19-Aug

Sometimes it may not seem like it, but your teen develops many personal habits based on your behaviors. This includes your actions behind the wheel. Being a positive “driving” role-model can ensure the safety of your teen and help you avoid costly insurance premiums from tickets and accidents.

Take a moment to think about your driving habits. Are you an aggressive driver that speeds and tailgates? Do you roll through stop signs like the word “stop” is merely a suggestion? Have you recently yelled out the window to let someone know your opinion of his or her driving? Do you routinely engage in distracted driving? 

Teens view driving as a passage into adulthood. They can’t wait to get behind the wheel. In their eagerness, they sit in the passenger seat and absorb how drivers behave. 

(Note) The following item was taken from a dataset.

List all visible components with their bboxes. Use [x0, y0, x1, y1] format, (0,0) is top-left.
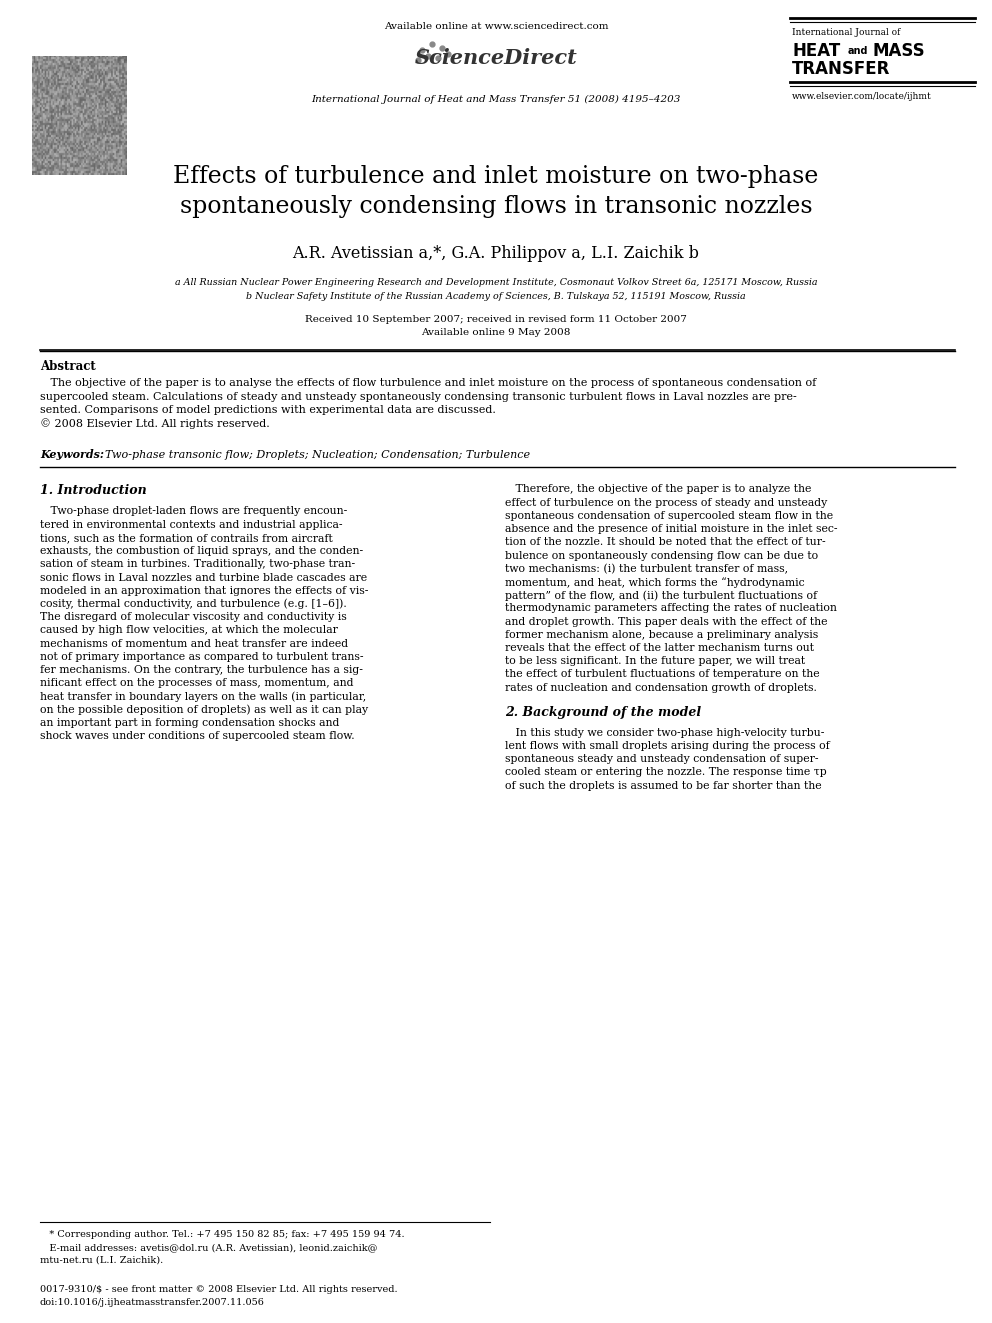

Lectures about safe driving could easily be met with rolled eyes and waning attention. What you do behind the wheel, however, is a major influence for your teen’s driving habits. You want to make sure you are doing everything you could to be a good example. As a result, you may be saving your teen’s life.

Accidents Happen–Especially to Teens

As teenage drivers learn to navigate the roadways, they often make mistakes or bad decisions. Sometimes this means another driver blaring a horn. Others mistakes can result in damage to your family car, injuries, and even death. 

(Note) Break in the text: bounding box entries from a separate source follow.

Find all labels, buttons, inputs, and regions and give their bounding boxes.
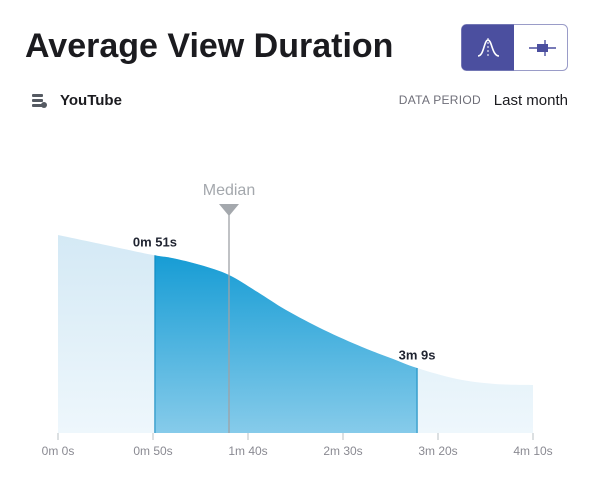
page-title: Average View Duration: [25, 27, 393, 65]
x-tick-label: 0m 50s: [133, 444, 172, 458]
icon-part: [32, 94, 43, 97]
source-icon: [32, 94, 47, 108]
highlight-area: [154, 255, 418, 433]
median-marker: [219, 204, 239, 216]
box-icon: [537, 44, 548, 52]
x-tick-label: 3m 20s: [418, 444, 457, 458]
chart-toggle[interactable]: [461, 24, 568, 71]
x-tick-label: 1m 40s: [228, 444, 267, 458]
icon-part: [32, 104, 43, 107]
toggle-box[interactable]: [529, 40, 556, 56]
period-value[interactable]: Last month: [494, 92, 568, 109]
period-label: DATA PERIOD: [399, 93, 481, 107]
icon-part: [41, 102, 47, 108]
median-label: Median: [203, 182, 255, 199]
x-tick-label: 0m 0s: [42, 444, 75, 458]
x-tick-label: 2m 30s: [323, 444, 362, 458]
highlight-label: 0m 51s: [133, 235, 177, 250]
x-tick-label: 4m 10s: [513, 444, 552, 458]
source-name: YouTube: [60, 92, 122, 109]
highlight-label: 3m 9s: [399, 347, 436, 362]
icon-part: [32, 99, 43, 102]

According to the Florida Department of Highway Safety and Motor Vehicles, in 2017, Florida drivers ages 20 and under were involved in almost 48,000 crashes involving no injuries. In addition, almost 16,000 involved both major, minor, and possible injuries. Sadly, 177 Florida teens lost their lives while behind the wheel. 

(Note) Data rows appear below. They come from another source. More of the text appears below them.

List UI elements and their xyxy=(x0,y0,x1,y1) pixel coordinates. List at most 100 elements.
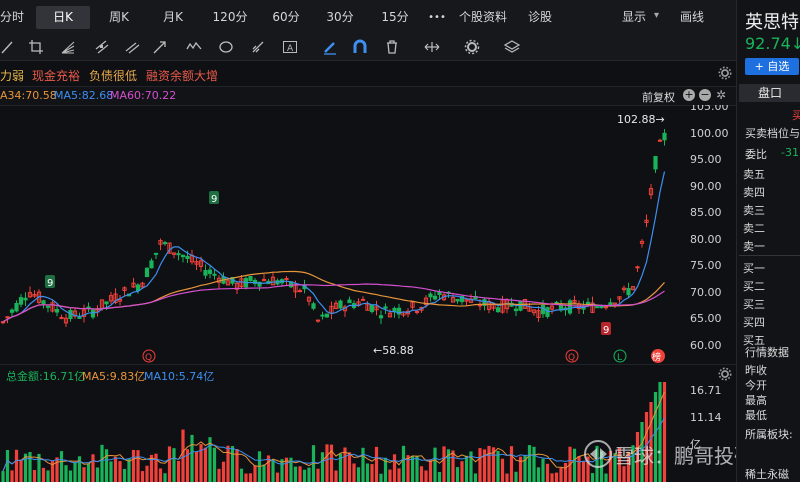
volume-bar xyxy=(185,449,190,482)
candle xyxy=(468,298,474,303)
svg-text:榜: 榜 xyxy=(652,351,661,363)
candle xyxy=(536,310,541,318)
tag-cash-rich[interactable]: 现金充裕 xyxy=(32,69,81,83)
volume-bar xyxy=(595,445,599,482)
candle xyxy=(513,308,519,312)
tab-60min[interactable]: 60分 xyxy=(272,10,300,24)
volume-bar xyxy=(550,473,554,482)
volume-bar xyxy=(397,468,401,482)
candle xyxy=(621,287,627,291)
magnet-icon[interactable] xyxy=(352,39,368,55)
line-tool-icon[interactable] xyxy=(0,39,16,55)
zoom-in-icon[interactable]: + xyxy=(683,88,695,101)
tab-daily-k[interactable]: 日K xyxy=(36,6,90,29)
volume-bar xyxy=(514,471,518,482)
volume-bar xyxy=(482,449,487,482)
ask-5[interactable]: 卖五 xyxy=(743,168,765,181)
volume-bar xyxy=(352,463,356,482)
cycle-tool-icon[interactable] xyxy=(218,39,234,55)
volume-bar xyxy=(100,444,104,482)
gear-icon[interactable] xyxy=(718,367,732,381)
tab-order-book[interactable]: 盘口 xyxy=(739,84,800,102)
wave-tool-icon[interactable] xyxy=(186,39,202,55)
layers-icon[interactable] xyxy=(504,39,520,55)
tag-margin-increase[interactable]: 融资余额大增 xyxy=(146,69,219,83)
arrow-line-icon[interactable] xyxy=(152,39,168,55)
adjust-mode-label[interactable]: 前复权 xyxy=(642,91,675,104)
sector-value[interactable]: 稀土永磁 xyxy=(745,468,789,481)
bid-2[interactable]: 买二 xyxy=(743,280,765,293)
pen-tool-icon[interactable] xyxy=(322,39,338,55)
price-axis-85: 85.00 xyxy=(690,206,722,219)
candlestick-chart[interactable]: 105.00 100.00 95.00 90.00 85.00 80.00 75… xyxy=(0,105,736,363)
bid-1[interactable]: 买一 xyxy=(743,262,765,275)
tab-intraday[interactable]: 分时 xyxy=(0,10,25,24)
volume-bar xyxy=(640,422,644,482)
trash-icon[interactable] xyxy=(384,39,400,55)
gear-icon[interactable] xyxy=(718,66,732,80)
bid-3[interactable]: 买三 xyxy=(743,298,765,311)
nine-marker-2[interactable]: 9 xyxy=(209,191,219,205)
gear-icon[interactable] xyxy=(464,39,480,55)
volume-bar xyxy=(239,468,244,482)
volume-bar xyxy=(253,465,257,482)
ask-4[interactable]: 卖四 xyxy=(743,186,765,199)
ask-2[interactable]: 卖二 xyxy=(743,222,765,235)
tab-weekly-k[interactable]: 周K xyxy=(109,10,129,24)
parallel-tool-icon[interactable] xyxy=(124,39,140,55)
ask-3[interactable]: 卖三 xyxy=(743,204,765,217)
nine-marker-1[interactable]: 9 xyxy=(45,275,55,289)
volume-axis-mid: 11.14 xyxy=(690,411,722,424)
zoom-out-icon[interactable]: − xyxy=(699,88,711,101)
tab-15min[interactable]: 15分 xyxy=(381,10,409,24)
svg-text:9: 9 xyxy=(603,325,609,336)
candle xyxy=(626,288,631,296)
display-menu-button[interactable]: 显示 xyxy=(621,10,646,24)
volume-bar xyxy=(433,447,437,482)
bid-5[interactable]: 买五 xyxy=(743,334,765,347)
volume-bar xyxy=(644,412,649,482)
draw-line-button[interactable]: 画线 xyxy=(679,10,704,24)
candle xyxy=(378,315,384,319)
diagnose-button[interactable]: 诊股 xyxy=(527,10,552,24)
expand-horizontal-icon[interactable] xyxy=(424,39,440,55)
ask-1[interactable]: 卖一 xyxy=(743,240,765,253)
volume-chart[interactable]: 16.71 11.14 亿 雪球：鹏哥投研 xyxy=(0,382,736,482)
stock-profile-button[interactable]: 个股资料 xyxy=(458,10,507,24)
nine-marker-3[interactable]: 9 xyxy=(601,322,611,336)
candle xyxy=(324,313,330,318)
q-marker-2[interactable]: Q xyxy=(565,349,579,363)
bid-4[interactable]: 买四 xyxy=(743,316,765,329)
tab-30min[interactable]: 30分 xyxy=(326,10,354,24)
settings-icon[interactable]: ✲ xyxy=(716,88,727,102)
total-amount: 总金额:16.71亿 xyxy=(6,370,86,383)
text-tool-icon[interactable]: A xyxy=(282,39,298,55)
volume-bar xyxy=(91,454,95,482)
volume-bar xyxy=(653,392,658,482)
chevron-down-icon[interactable]: ▾ xyxy=(654,10,660,21)
crop-tool-icon[interactable] xyxy=(28,39,44,55)
tag-weak[interactable]: 力弱 xyxy=(0,69,25,83)
volume-bar xyxy=(608,450,613,482)
low-label: 最低 xyxy=(745,409,767,422)
tab-120min[interactable]: 120分 xyxy=(212,10,248,24)
volume-bar xyxy=(392,454,397,482)
volume-bar xyxy=(158,468,163,482)
q-marker-1[interactable]: Q xyxy=(142,349,156,363)
more-button[interactable]: ••• xyxy=(428,12,446,23)
volume-bar xyxy=(154,453,158,482)
volume-bar xyxy=(262,464,266,482)
tab-monthly-k[interactable]: 月K xyxy=(163,10,183,24)
candle xyxy=(14,302,19,312)
leaderboard-marker[interactable]: 榜 xyxy=(651,349,665,363)
add-watchlist-button[interactable]: + 自选 xyxy=(745,58,799,75)
fan-tool-icon[interactable] xyxy=(60,39,76,55)
tag-low-debt[interactable]: 负债很低 xyxy=(89,69,138,83)
volume-bar xyxy=(122,468,127,482)
volume-bar xyxy=(388,469,392,482)
l-marker[interactable]: L xyxy=(613,349,627,363)
channel-tool-icon[interactable] xyxy=(94,39,110,55)
candle xyxy=(144,267,150,278)
measure-tool-icon[interactable] xyxy=(250,39,266,55)
candle xyxy=(86,306,91,309)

Closer to home, in Hillsborough County, the crash rate for teens seventeen and under increased by more than 8% in 2017. Drivers under 20 accounted for over 5,000 crashes with more than 1,300 injuries.  

Without a doubt, some of these crashes and injuries were easily preventable. Learned behaviors from older drivers may play a role.

Protect Your Teen by Setting a Good Example

Being mindful of your driving practices can be the difference between your teen arriving home safely or getting a distressed call from an accident scene. 

Here are some things you can do:

  • Don’t drive distracted: Checking your cell phone or eating your lunch on the go lets your teen know these behaviors are acceptable. Distracted driving is one of the most dangerous driving behaviors. Even checking a simple text can take your eyes off the road for the length of a football field. Keep your distractions to a minimum while driving.
  • Drive defensively: Aggressive driving causes accidents. Since your child graduated from a rear-facing car seat, he or she had the opportunity to observe everything you did behind the wheel. Speeding, tailgating, and frequent lane changes may seem easy to you, but to an untrained teen driver, these behaviors are risky–even deadly. Rule of thumb: drive the way your want your teen to drive.
  • Illustrate safe driving practices: As you are driving, teach your teen the importance of wearing a seatbelt, checking blind spots, safe following distances, and scanning the road and mirrors for possible hazards. 
  • Familiarize your teen with the vehicle: You’ve been driving for years. What you may see as common sense may be a whole new learning experience for your teen. Make sure he or she is well aware of the basics–turning on hazard lights, adjusting mirrors, and even changing a flat tire. 

Start the Discussion About Safe Driving Early

Don’t wait until your teen has his or her learner’s permit to talk about safe driving. Just about any trip can open the discussion about safe driving practices. For example, if it starts raining,  talk about how to use the windshield wipers and the importance of giving your car more braking distance. If you are driving near a truck, mention how important it is to stay out of the trucker’s blind spots and how these vehicles take longer to come to a complete stop.  

You can even make a game of it. Have your teen try to spot bad driving behaviors by other drivers. If he or she can identify a certain number (even if it is just one), go out for a treat.  While enjoying a simple indulgence, make a couple points about the importance of staying safe on the road.

Your teen’s safe driving starts with you. Adapting a safe, defensive driving lifestyle, may keep you from worrying every time your teen borrows the car keys.